Good question. I can’t really answer it completely, because there are a ton of different products out there sold as chocolate-flavored liqueurs, and they’re as different as all the different chocolate bars sold.  But first, let me explain the crème de cacao.

Now, there are several classic liqueur recipes sold as “crème” liqueurs. Their names don’t mean they include any cream, but rather that they have a thick, creamy texture from all the added sugar in the liqueur. You have  crème de cacao, crème de menthe, crème de noyaux (almond flavored), crème de violette, and crème de cassis (black currant), among others, and for a long time, if bartenders wanted to add a simple base flavor to a cocktail, these crème liqueurs were the best way to do it. They still are, though these days, we wouldn’t consider these crème liqueurs to be “premium” — probably a fair point, since I doubt they are made with particularly great ingredients, but I think the actual reasoning is as much for marketing purposes as anything else. I digress.

Now, crème de cacao, specifically, comes in two different color varieties — clear, and dark. You apparently bought the clear. While there may at some point have been a difference in the recipes, at this point, in mass-produced products, the dark crème de cacao has food coloring in it. Otherwise, they’re identical.

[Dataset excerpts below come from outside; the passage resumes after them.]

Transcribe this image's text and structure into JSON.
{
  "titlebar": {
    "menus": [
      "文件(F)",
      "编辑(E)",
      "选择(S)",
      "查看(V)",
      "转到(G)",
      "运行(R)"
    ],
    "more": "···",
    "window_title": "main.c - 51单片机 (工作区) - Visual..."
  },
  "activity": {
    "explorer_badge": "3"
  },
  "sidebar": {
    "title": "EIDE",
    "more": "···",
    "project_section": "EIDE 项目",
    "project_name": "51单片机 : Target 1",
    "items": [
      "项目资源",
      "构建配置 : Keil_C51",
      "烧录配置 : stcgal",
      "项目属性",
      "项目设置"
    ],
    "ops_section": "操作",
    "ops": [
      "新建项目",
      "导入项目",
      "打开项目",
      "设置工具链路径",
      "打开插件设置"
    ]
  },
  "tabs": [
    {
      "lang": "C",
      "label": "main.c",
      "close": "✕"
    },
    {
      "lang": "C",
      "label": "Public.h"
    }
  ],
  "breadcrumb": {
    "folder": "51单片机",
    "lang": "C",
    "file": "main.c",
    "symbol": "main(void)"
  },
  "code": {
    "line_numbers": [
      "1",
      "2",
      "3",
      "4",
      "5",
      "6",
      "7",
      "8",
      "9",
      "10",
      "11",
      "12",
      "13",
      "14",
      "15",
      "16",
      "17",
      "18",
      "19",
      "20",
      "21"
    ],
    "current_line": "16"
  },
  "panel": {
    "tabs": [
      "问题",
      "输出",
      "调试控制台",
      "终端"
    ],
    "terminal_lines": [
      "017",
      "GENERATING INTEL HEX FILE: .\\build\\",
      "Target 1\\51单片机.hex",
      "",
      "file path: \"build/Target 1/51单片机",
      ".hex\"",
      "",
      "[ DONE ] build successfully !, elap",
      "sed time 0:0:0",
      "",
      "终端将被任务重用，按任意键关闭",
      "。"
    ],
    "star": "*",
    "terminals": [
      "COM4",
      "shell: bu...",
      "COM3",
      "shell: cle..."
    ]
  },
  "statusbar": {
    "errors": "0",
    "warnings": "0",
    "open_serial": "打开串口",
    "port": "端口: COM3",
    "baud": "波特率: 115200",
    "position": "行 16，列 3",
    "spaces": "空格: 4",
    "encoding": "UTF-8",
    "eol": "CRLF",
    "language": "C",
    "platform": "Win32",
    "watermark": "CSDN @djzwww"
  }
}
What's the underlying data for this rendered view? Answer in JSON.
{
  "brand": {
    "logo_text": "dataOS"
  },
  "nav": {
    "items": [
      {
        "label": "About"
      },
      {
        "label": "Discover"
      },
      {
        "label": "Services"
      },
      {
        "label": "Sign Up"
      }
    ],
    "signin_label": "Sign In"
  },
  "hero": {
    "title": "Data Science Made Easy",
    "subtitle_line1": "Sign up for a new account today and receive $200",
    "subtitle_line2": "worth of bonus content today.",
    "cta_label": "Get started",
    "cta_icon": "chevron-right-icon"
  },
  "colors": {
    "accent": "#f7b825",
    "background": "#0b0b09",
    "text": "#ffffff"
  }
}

Chocolate liqueurs can run the range from a dark, bitter, raw-cocoa flavor to a sweet milk-chocolate mixture akin to, well, chocolate milk. Kahlua and Frangelico are coffee- and hazelnut-flavored, respectively, but both can read in a cocktail as chocolate. (A “birthday cake” shot is made with two parts citrus vodka to one part Frangelico, served with a sugared lemon wedge, and tastes just like yellow cake topped with chocolate icing.) Godiva makes a good milk chocolate liqueur that we use regularly at one of the places I work. The end result when working with this stuff is usually something along the lines of a chocolate martini, which would use two parts vodka (either regular or vanilla-flavored), one part chocolate liqueur or creme de cacao (preferably the dark variety, but only because of the color), a dash of Kahlua, and a splash of Bailey’s (which you wouldn’t use if you were working with something that already had a cream or milky base, like the aforementioned Godiva milk chocolate liqueur.) One of my former places of work had a “white chocolate” martini on the menu that was nothing but Ketel One and white crème de cacao, and packed a lot of chocolate punch for a drink that was disarmingly clear.

  1. John says:

    This is a really good breakdown of both creme de cacao and chocolate liqueur. I definitely want to try the birthday cake shot. I saw it on Tipsy Bartender a while ago and it seems really good.